Fu-Manchú hizo sonar una campana oculta. Un espantoso individuo amarillo con la cara cruzada por una cicatriz hizo su aparición trayendo una bandeja con un cuenco que contenía un fluido humeante, sopa según todas las apariencias, una especie de galleta de avena y una frasca de vino tinto.
El muchacho, sin mostrar más síntomas que los de cualquiera que despierta del sueño normal, empezó a comer. Karamaneh me arrastró gentilmente por el pasillo hasta la habitación en la que habíamos entrado inicialmente. El corazón me latía a toda prisa. El tití saltó junto a nosotros y se fue dando saltos hacia el salón de abajo, en busca de su amo.
—Ya lo ve —me dijo Karamaneh con voz temblorosa—, ¡no está muerto! Pero sin Fu-Manchú está como muerto para mí. ¿Cómo puedo huir de él si tiene en sus manos la vida de Aziz?
—Tiene que conseguirme ese frasco —le indiqué—, o parte de su contenido. Pero, dígame, ¿cómo consigue producir la apariencia de muerte?

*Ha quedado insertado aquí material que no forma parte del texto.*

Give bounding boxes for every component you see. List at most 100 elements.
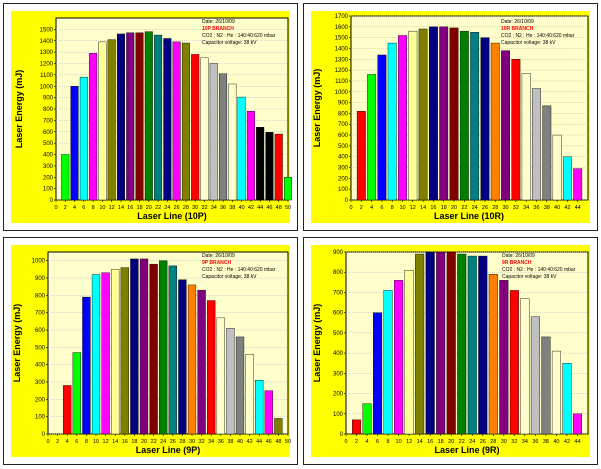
x-tick-label: 24 (160, 439, 166, 445)
bar (172, 41, 181, 201)
bar (246, 111, 255, 201)
y-tick-label: 800 (333, 270, 344, 276)
info-date: Date: 26/10/09 (202, 253, 235, 259)
y-tick-label: 100 (35, 415, 46, 421)
x-axis-label: Laser Line (10R) (434, 211, 504, 221)
bar (418, 28, 428, 201)
bar (404, 270, 414, 435)
y-tick-label: 600 (43, 130, 54, 136)
bar (436, 251, 446, 435)
x-tick-label: 22 (459, 439, 465, 445)
x-tick-label: 26 (174, 205, 180, 211)
x-tick-label: 48 (276, 205, 282, 211)
bar (139, 258, 149, 435)
x-tick-label: 2 (56, 439, 59, 445)
x-tick-label: 10 (399, 205, 405, 211)
bar (356, 111, 366, 201)
bar (135, 32, 144, 201)
bar (149, 263, 158, 435)
y-axis-label: Laser Energy (mJ) (14, 70, 24, 149)
info-date: Date: 26/10/09 (501, 19, 534, 25)
y-tick-label: 1100 (40, 73, 54, 79)
y-tick-label: 500 (35, 345, 46, 351)
chart-panel-10r: 0 100 200 300 400 500 600 700 800 900 1000 1100 1200… (303, 3, 598, 231)
bar (256, 126, 265, 201)
bar (63, 385, 72, 435)
x-tick-label: 14 (112, 439, 118, 445)
chart-panel-9r: 0 100 200 300 400 500 600 700 800 900 0 2 4 6 8 10 12 14… (303, 237, 598, 465)
y-tick-label: 1100 (335, 79, 349, 85)
bar (197, 289, 206, 435)
y-tick-label: 600 (338, 133, 349, 139)
x-tick-label: 22 (155, 205, 161, 211)
y-axis-label: Laser Energy (mJ) (312, 304, 322, 383)
bar (542, 105, 552, 201)
bar (377, 54, 387, 201)
x-tick-label: 16 (430, 205, 436, 211)
x-tick-label: 46 (266, 439, 272, 445)
y-axis-ticks: 0 100 200 300 400 500 600 700 800 900 1000 1100 1200… (40, 27, 56, 204)
y-tick-label: 800 (338, 111, 349, 117)
y-tick-label: 500 (333, 331, 344, 337)
info-voltage: Capacitor voltage: 38 kV (501, 40, 556, 46)
x-tick-label: 30 (189, 439, 195, 445)
y-tick-label: 600 (35, 328, 46, 334)
y-tick-label: 100 (43, 187, 54, 193)
y-tick-label: 0 (50, 198, 54, 204)
x-axis-ticks: 0 2 4 6 8 10 12 14 16 18 20 22 24 26 28 30 32 34 36 38 40 42 4… (46, 434, 291, 445)
y-axis-label: Laser Energy (mJ) (312, 69, 322, 148)
y-tick-label: 400 (35, 363, 46, 369)
bar (72, 352, 81, 435)
bar (387, 42, 397, 201)
x-tick-label: 12 (103, 439, 109, 445)
bar (383, 290, 393, 435)
x-tick-label: 36 (533, 205, 539, 211)
x-tick-label: 16 (122, 439, 128, 445)
bar (439, 26, 449, 201)
bar (415, 253, 425, 435)
bar (130, 258, 139, 435)
x-tick-label: 20 (451, 205, 457, 211)
x-tick-label: 30 (501, 439, 507, 445)
x-tick-label: 32 (513, 205, 519, 211)
x-tick-label: 8 (391, 205, 394, 211)
bars (63, 258, 283, 435)
bar (216, 317, 225, 435)
y-tick-label: 900 (43, 96, 54, 102)
x-tick-label: 26 (480, 439, 486, 445)
bar (98, 41, 107, 201)
grid-lines (351, 15, 588, 201)
x-tick-label: 28 (179, 439, 185, 445)
bar (207, 300, 216, 435)
x-tick-label: 0 (46, 439, 49, 445)
y-tick-label: 400 (43, 153, 54, 159)
chart-panel-9p: 0 100 200 300 400 500 600 700 800 900 1000 0 2 4 6 8 10… (3, 237, 298, 465)
bar (283, 177, 293, 201)
x-tick-label: 4 (66, 439, 69, 445)
y-tick-label: 700 (333, 290, 344, 296)
x-tick-label: 34 (522, 439, 528, 445)
x-tick-label: 38 (227, 439, 233, 445)
x-tick-label: 4 (370, 205, 373, 211)
bar (352, 419, 362, 435)
x-tick-label: 12 (410, 205, 416, 211)
x-tick-label: 38 (229, 205, 235, 211)
y-tick-label: 1000 (335, 90, 349, 96)
bar (530, 316, 540, 435)
x-tick-label: 0 (349, 205, 352, 211)
bar (187, 284, 197, 435)
x-tick-label: 44 (575, 205, 581, 211)
y-tick-label: 400 (333, 351, 344, 357)
bar (154, 34, 163, 201)
chart-panel-10p: 0 100 200 300 400 500 600 700 800 900 1000 1100 1200… (3, 3, 298, 231)
bar (541, 336, 551, 435)
x-tick-label: 32 (199, 439, 205, 445)
bar (398, 35, 407, 201)
x-tick-label: 42 (564, 439, 570, 445)
x-tick-label: 22 (151, 439, 157, 445)
y-tick-label: 0 (340, 432, 344, 438)
info-voltage: Capacitor voltage: 38 kV (202, 40, 257, 46)
y-axis-ticks: 0 100 200 300 400 500 600 700 800 900 1000 1100 1200… (335, 14, 351, 204)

—No se lo puedo decir —replicó—. No lo sé. Algo que pone en el vino. Dentro de una hora Aziz volverá a estar como usted lo vio. Pero ¡mire!
Abrió una cajita de ébano y sacó un vial medio lleno del líquido de color ámbar.
—¡Magnífico! —dije metiéndomelo en el bolsillo—. ¿Cuándo será el mejor momento para atrapar al doctor Fu-Manchú y recuperar a su hermano?
—Se lo haré saber —susurró y, abriendo la puerta, me empujó para que me diera prisa en salir—. Esta noche se va al norte, pero no venga esta noche. ¡Rápido! ¡Rápido! Vaya por el pasadizo. Puede llamarme en cualquier momento.
Con un vial en mi bolsillo que contenía un poderoso preparado de fórmula desconocida para la ciencia occidental, y con una última y larga mirada a los ojos profundos de Karamaneh, salí al callejón estrecho y pasé de los fragantes perfumes de aquella casa misteriosa a los miasmas hediondos de las cloacas del Támesis.